Im Gegensatz zu der klassischen Variante – einer herkömmlichen Projektorlampe – oder den in den Vorgängern verwendeten LED-Lichtquellen, verfügt der LG Andante nun über ein Lasermodul. Dadurch gelingt es LG die Helligkeit im Vergleich zum Vorgänger von 1400 Lumen auf satte 2000 Lumen zu steigern und trotzdem eine hohe Langlebigkeit und gleichbleibende Helligkeit zu gewährleisten. Dieses Mehr an Licht ist natürlich insbesondere bei weniger günstigen Lichtverhältnissen von unschätzbarem Wert. In Verbindung mit den vielfältigen Optionen zur Bildanpassung und Farbkalibrierung, darunter auch die anpassbare Zwischenbildberechnung „TruMotion“, lässt sich so ein wirklich überzeugendes Bild generieren. Der optische Zoom (1,1x) und die 4-Punkt Trapezkorrektur zur Beseitigung aufstellungsbedingter Verzerrungen sind zudem äußerst hilfreiche Funktionen, um den transportablen Projektor auch wirklich flexibel einsetzen zu können.

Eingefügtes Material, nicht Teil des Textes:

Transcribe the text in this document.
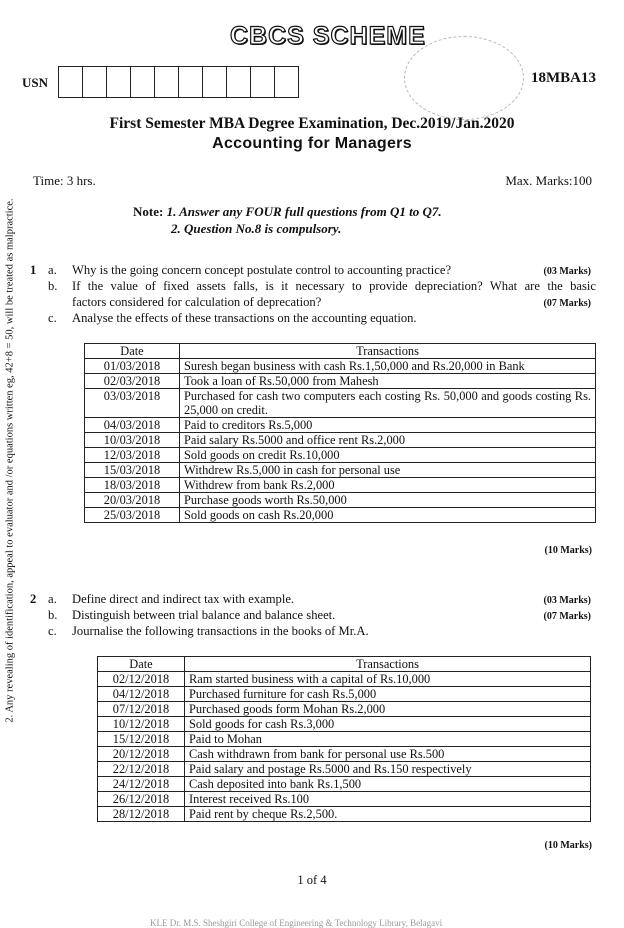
CBCS SCHEME
USN	18MBA13
First Semester MBA Degree Examination, Dec.2019/Jan.2020
Accounting for Managers
Time: 3 hrs.	Max. Marks:100
Note: 1. Answer any FOUR full questions from Q1 to Q7.
2. Question No.8 is compulsory.
2. Any revealing of identification, appeal to evaluator and /or equations written eg, 42+8 = 50, will be treated as malpractice. 1 a. Why is the going concern concept postulate control to accounting practice?	(03 Marks)
b. If the value of fixed assets falls, is it necessary to provide depreciation? What are the basic
factors considered for calculation of deprecation?	(07 Marks)
c. Analyse the effects of these transactions on the accounting equation.
Date	Transactions
01/03/2018	Suresh began business with cash Rs.1,50,000 and Rs.20,000 in Bank
02/03/2018	Took a loan of Rs.50,000 from Mahesh
03/03/2018	Purchased for cash two computers each costing Rs. 50,000 and goods costing Rs. 25,000 on credit.
04/03/2018	Paid to creditors Rs.5,000
10/03/2018	Paid salary Rs.5000 and office rent Rs.2,000
12/03/2018	Sold goods on credit Rs.10,000
15/03/2018	Withdrew Rs.5,000 in cash for personal use
18/03/2018	Withdrew from bank Rs.2,000
20/03/2018	Purchase goods worth Rs.50,000
25/03/2018	Sold goods on cash Rs.20,000
(10 Marks)
2 a. Define direct and indirect tax with example.	(03 Marks)
b. Distinguish between trial balance and balance sheet.	(07 Marks)
c. Journalise the following transactions in the books of Mr.A.
Date	Transactions
02/12/2018	Ram started business with a capital of Rs.10,000
04/12/2018	Purchased furniture for cash Rs.5,000
07/12/2018	Purchased goods form Mohan Rs.2,000
10/12/2018	Sold goods for cash Rs.3,000
15/12/2018	Paid to Mohan
20/12/2018	Cash withdrawn from bank for personal use Rs.500
22/12/2018	Paid salary and postage Rs.5000 and Rs.150 respectively
24/12/2018	Cash deposited into bank Rs.1,500
26/12/2018	Interest received Rs.100
28/12/2018	Paid rent by cheque Rs.2,500.
(10 Marks)
1 of 4
KLE Dr. M.S. Sheshgiri College of Engineering & Technology Library, Belagavi
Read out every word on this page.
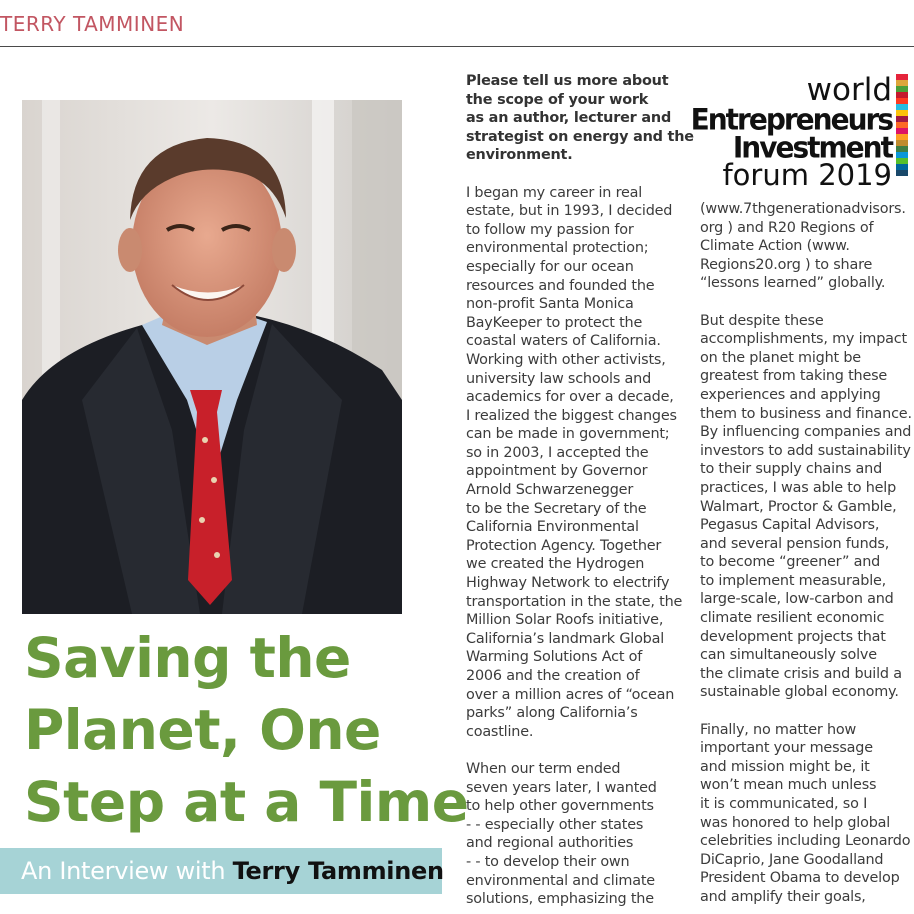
TERRY TAMMINEN
Saving the
Planet, One
Step at a Time
An Interview with Terry Tamminen
Please tell us more about
the scope of your work
as an author, lecturer and
strategist on energy and the
environment.
I began my career in real
estate, but in 1993, I decided
to follow my passion for
environmental protection;
especially for our ocean
resources and founded the
non-profit Santa Monica
BayKeeper to protect the
coastal waters of California.
Working with other activists,
university law schools and
academics for over a decade,
I realized the biggest changes
can be made in government;
so in 2003, I accepted the
appointment by Governor
Arnold Schwarzenegger
to be the Secretary of the
California Environmental
Protection Agency. Together
we created the Hydrogen
Highway Network to electrify
transportation in the state, the
Million Solar Roofs initiative,
California’s landmark Global
Warming Solutions Act of
2006 and the creation of
over a million acres of “ocean
parks” along California’s
coastline.
When our term ended
seven years later, I wanted
to help other governments
- - especially other states
and regional authorities
- - to develop their own
environmental and climate
solutions, emphasizing the
world
Entrepreneurs
Investment
forum 2019
(www.7thgenerationadvisors.
org ) and R20 Regions of
Climate Action (www.
Regions20.org ) to share
“lessons learned” globally.
But despite these
accomplishments, my impact
on the planet might be
greatest from taking these
experiences and applying
them to business and finance.
By influencing companies and
investors to add sustainability
to their supply chains and
practices, I was able to help
Walmart, Proctor & Gamble,
Pegasus Capital Advisors,
and several pension funds,
to become “greener” and
to implement measurable,
large-scale, low-carbon and
climate resilient economic
development projects that
can simultaneously solve
the climate crisis and build a
sustainable global economy.
Finally, no matter how
important your message
and mission might be, it
won’t mean much unless
it is communicated, so I
was honored to help global
celebrities including Leonardo
DiCaprio, Jane Goodalland
President Obama to develop
and amplify their goals,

Erweiterter Funktionsumfang

Flexibel zeigt sich der LG Andante darüber hinaus auch mit Blick auf den Funktionsumfang. Das Multitalent ist nämlich mit dem von LGs TV-Geräten bekannten webOS 3.0 Betriebssystem ausgestattet, das nicht nur ein komfortables Konfigurieren des Bildes, sondern vor allem auch zahlreiche SmartTV-Funktionen mitliefert. So kann etwa direkt auf die großen Streaming-Portale Netflix, Amazon Video und Maxdome sowie Google Play Movies und Google Play Music zugegriffen werden, ein Webbrowser und YouTube sind selbstverständlich ebenfalls an Bord. Weiterhin lässt sich – Kompatibilität vorausgesetzt – über den MiraCast-Standard das Bildschirmgeschehen von Smartphones und Tablets synchronisieren, außerdem werden das DLNA-Protokoll und LGs TV Plus App unterstützt. Die Steuerung erfolgt mittels der LG Magic Remote, die im Lieferumfang enthalten ist.

Schnittstellen

Auf der Rückseite des LG Andante befinden sich zahlreiche Schnittstellen, die zum Teil direkt die zusätzlichen Funktionen reflektieren. Dazu gehören etwa die Ethernet-Buchse (ein WLAN-Modul ist ebenfalls integriert), die USB-Eingänge zum Anschließen externer Massenspeicher sowie der digitale (TOSLINK) Audio-Ausgang und der Kopfhöreranschluss. Es besteht sogar die Möglichkeit Audiosignale via Bluetooth an ein externes Soundsystem zu übertragen, für den Notfall wurde aber auch ein kleiner Stereolautsprecher integriert. Wesentlich üblicher sind dagegen die HDMI-Eingänge, wobei dem Main-Input dank MHL (Mobile High Definition Link) Inhalte auch direkt vom Smartphone oder Tablet übergeben werden können.

Schlussgedanken

Wer sowieso mit dem Konzept liebäugelt, sollte sich den Andante unbedingt einmal näher ansehen. Die deutlich gesteigerte Helligkeit und vielfältigen Möglichkeiten ohne viel Technik Filme und Serien projizieren zu können sind gute Argumente für den kompakten Projektor aus dem Hause LG. Wir erwarten den LG Andante etwa Mitte April in unserer Vorführung.